Porto de Santos integra comitê que vai debater a Hidrovia do Rio Madeira
Superintendente de Meio Ambiente da Autoridade Portuária de Santos participará de análises sobre os impactos ambientais
A Autoridade Portuária de Santos (APS) passou a integrar um comitê criado para avaliar impactos ambientais e debater a governança da Hidrovia do Rio Madeira. A concessão da hidrovia está em análise pela Agência Nacional de Transportes Aquaviários (Antaq) e poderá consolidar essa via fluvial como um dos principais corredores logísticos do país, ampliando a capacidade de transporte de cargas aos mercados internacionais, como Estados Unidos e Europa.
O superintendente de meio ambiente da APS, Sidnei Aranha, foi designado como interlocutor da empresa no novo Comitê, o Com-Madeira. Ele participou de uma reunião na Prefeitura de Porto Velho, realizada na segunda-feira (23 de março), que marcou a criação do Comitê. Esteve ainda em uma reunião com o setor produtivo na sede do Conselho Regional de Engenharia e Agronomia (Crea-RO) e participou de uma visita a ribeirinhos.
Aranha afirma que a expertise do Porto de Santos, como principal porto de América Latina, pode colaborar com o projeto do Rio Madeira.
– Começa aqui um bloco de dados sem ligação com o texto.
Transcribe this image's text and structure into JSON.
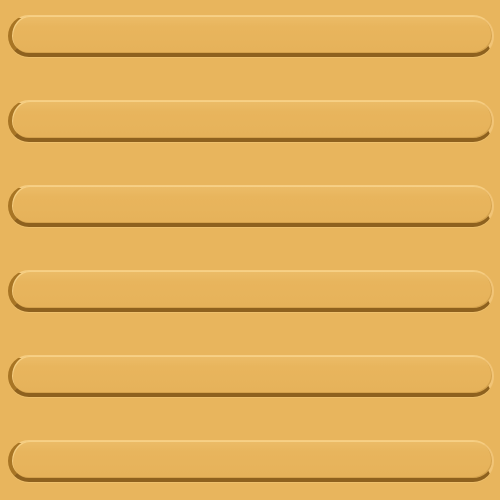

“O Porto de Santos pulsa através das pessoas. Movimentamos o que o Brasil produz para cuidar de quem o constrói. É com esse espírito que celebramos nossa participação na governança do Rio Madeira, uma força da natureza que ostenta o título de 17º maior rio do mundo. Uma honra servir à nossa gente e preservar essa imensidão. Viva o Rio Madeira!”, afirma Aranha.
Os debates sobre a concessão da hidrovia no Rio Madeira se intensificaram nos últimos anos em razão do crescimento da produção de itens como soja e milho na região, que precisam enfrentar gargalos no setor de transporte para chegar aos mercados consumidores.
Segundo o superintendente de Meio Ambiente da APS, um dos objetivos do comitê é esclarecer a população e os setores envolvidos sobre a importância da hidrovia e combater as “fake news”. “Primeiro mito que precisa cair aqui é sobre quem vai pagar a conta da implantação dessa hidrovia. É quem transporta a carga, mormente, o pessoal de soja, milho combustível, fertilizante”, diz Aranha.
Ele destacou que há informações falsas sobre uma suposta “privatização do rio”. Segundo Aranha, a população que utiliza o rio para se locomover, ir à escola, para a pesca ou para outras atividades cotidianas não pagará nenhum tipo de pedágio. “Isso está claro no projeto que tramita na Antaq”, conta. Não haverá privatização, portanto, mas sim uma concessão que trará as estruturas de segurança necessárias para o funcionamento da hidrovia.
“Seguimos firmes na defesa de iniciativas que gerem desenvolvimento, integração e oportunidades para todos. A Hidrovia do Rio Madeira é um passo decisivo nessa direção.
A reunião contou com a participação de representantes da Fecomércio-RO, DNIT, executivos do Porto de Santos, ACEP, Agência de Desenvolvimento de Porto Velho, Secretaria Municipal de Agricultura e Secretaria Municipal de Turismo de Porto Velho.